Lo cierto es que la base de la pirámide, los trabajadores que ganan el salario mínimo o menos, no han detenido sus labores. Desde el inicio del confinamiento vimos vendedores informales, fruteros, carretilleros y demás, que salen a la calle, a veces con su barbijo y otras no, en busca del sustento familiar. Ellos no pueden parar, es imposible, no tienen cómo solventar sus necesidades básicas y nadie se las va a solucionar.
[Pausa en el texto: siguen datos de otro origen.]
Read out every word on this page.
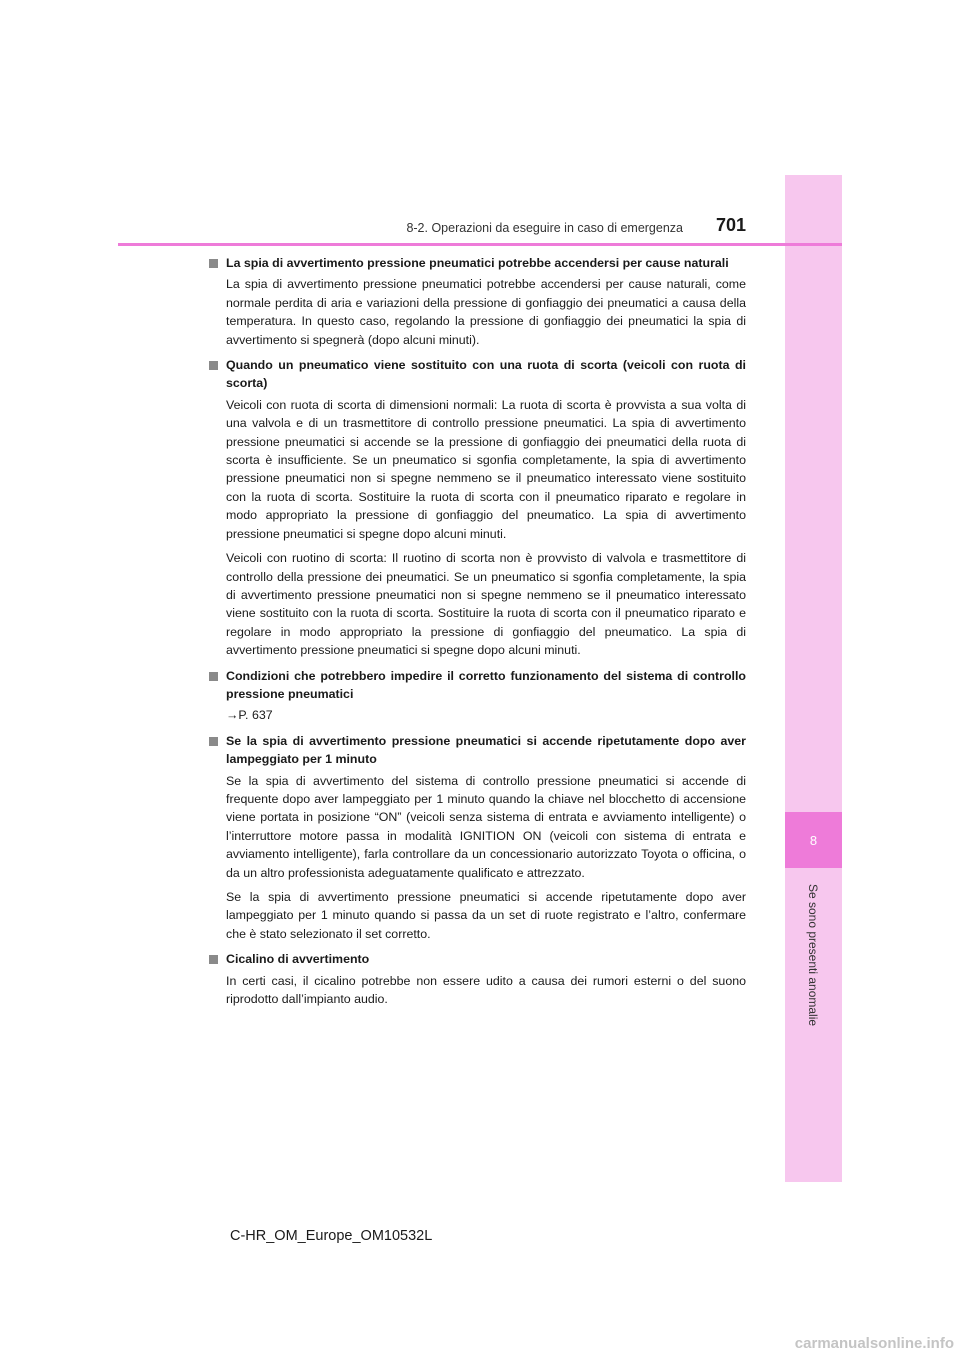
8
Se sono presenti anomalie
8-2. Operazioni da eseguire in caso di emergenza 701
La spia di avvertimento pressione pneumatici potrebbe accendersi per cause naturali
La spia di avvertimento pressione pneumatici potrebbe accendersi per cause naturali, come normale perdita di aria e variazioni della pressione di gonfiaggio dei pneumatici a causa della temperatura. In questo caso, regolando la pressione di gonfiaggio dei pneumatici la spia di avvertimento si spegnerà (dopo alcuni minuti).
Quando un pneumatico viene sostituito con una ruota di scorta (veicoli con ruota di scorta)
Veicoli con ruota di scorta di dimensioni normali: La ruota di scorta è provvista a sua volta di una valvola e di un trasmettitore di controllo pressione pneumatici. La spia di avvertimento pressione pneumatici si accende se la pressione di gonfiaggio dei pneumatici della ruota di scorta è insufficiente. Se un pneumatico si sgonfia completamente, la spia di avvertimento pressione pneumatici non si spegne nemmeno se il pneumatico interessato viene sostituito con la ruota di scorta. Sostituire la ruota di scorta con il pneumatico riparato e regolare in modo appropriato la pressione di gonfiaggio del pneumatico. La spia di avvertimento pressione pneumatici si spegne dopo alcuni minuti.
Veicoli con ruotino di scorta: Il ruotino di scorta non è provvisto di valvola e trasmettitore di controllo della pressione dei pneumatici. Se un pneumatico si sgonfia completamente, la spia di avvertimento pressione pneumatici non si spegne nemmeno se il pneumatico interessato viene sostituito con la ruota di scorta. Sostituire la ruota di scorta con il pneumatico riparato e regolare in modo appropriato la pressione di gonfiaggio del pneumatico. La spia di avvertimento pressione pneumatici si spegne dopo alcuni minuti.
Condizioni che potrebbero impedire il corretto funzionamento del sistema di controllo pressione pneumatici
→P. 637
Se la spia di avvertimento pressione pneumatici si accende ripetutamente dopo aver lampeggiato per 1 minuto
Se la spia di avvertimento del sistema di controllo pressione pneumatici si accende di frequente dopo aver lampeggiato per 1 minuto quando la chiave nel blocchetto di accensione viene portata in posizione “ON” (veicoli senza sistema di entrata e avviamento intelligente) o l’interruttore motore passa in modalità IGNITION ON (veicoli con sistema di entrata e avviamento intelligente), farla controllare da un concessionario autorizzato Toyota o officina, o da un altro professionista adeguatamente qualificato e attrezzato.
Se la spia di avvertimento pressione pneumatici si accende ripetutamente dopo aver lampeggiato per 1 minuto quando si passa da un set di ruote registrato e l’altro, confermare che è stato selezionato il set corretto.
Cicalino di avvertimento
In certi casi, il cicalino potrebbe non essere udito a causa dei rumori esterni o del suono riprodotto dall’impianto audio.
C-HR_OM_Europe_OM10532L
carmanualsonline.info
Decir: “quédate en casa”, cuando tienes la quincena asegurada, cuando la empresa te espera o cuando las tarjetas de crédito te permiten darte lujitos, es fácil. Lo cierto es que este renglón de la economía siempre ha sido maltratado, con salarios injustos y jornadas excesivas. “Estudie mijo, para que no le toque barrer calles”, les dicen a menudo, en las casas, a los jóvenes estudiantes.
Según el DANE, para 2018 el 19,6 % de la población del país vivía en una situación de pobreza multidimensional, es decir que su calidad de vida no cumplía con ciertos indicadores que miden su acceso a la educación, la salud, el trabajo, los servicios públicos, una niñez digna o una vivienda. La pobreza multidimensional aumentó 1,8 % en Colombia en los dos últimos años debido a que en 2016 marcó un porcentaje de 17,8 %.
A todo esto, solo tenemos que decir que la base de la pirámide no paró ni parará, porque a fin de cuentas son la base, los que sostienen la economía, los más necesarios para tener en casa lo necesario y cumplir con la cuarentena, pero según parece son los que menos importan.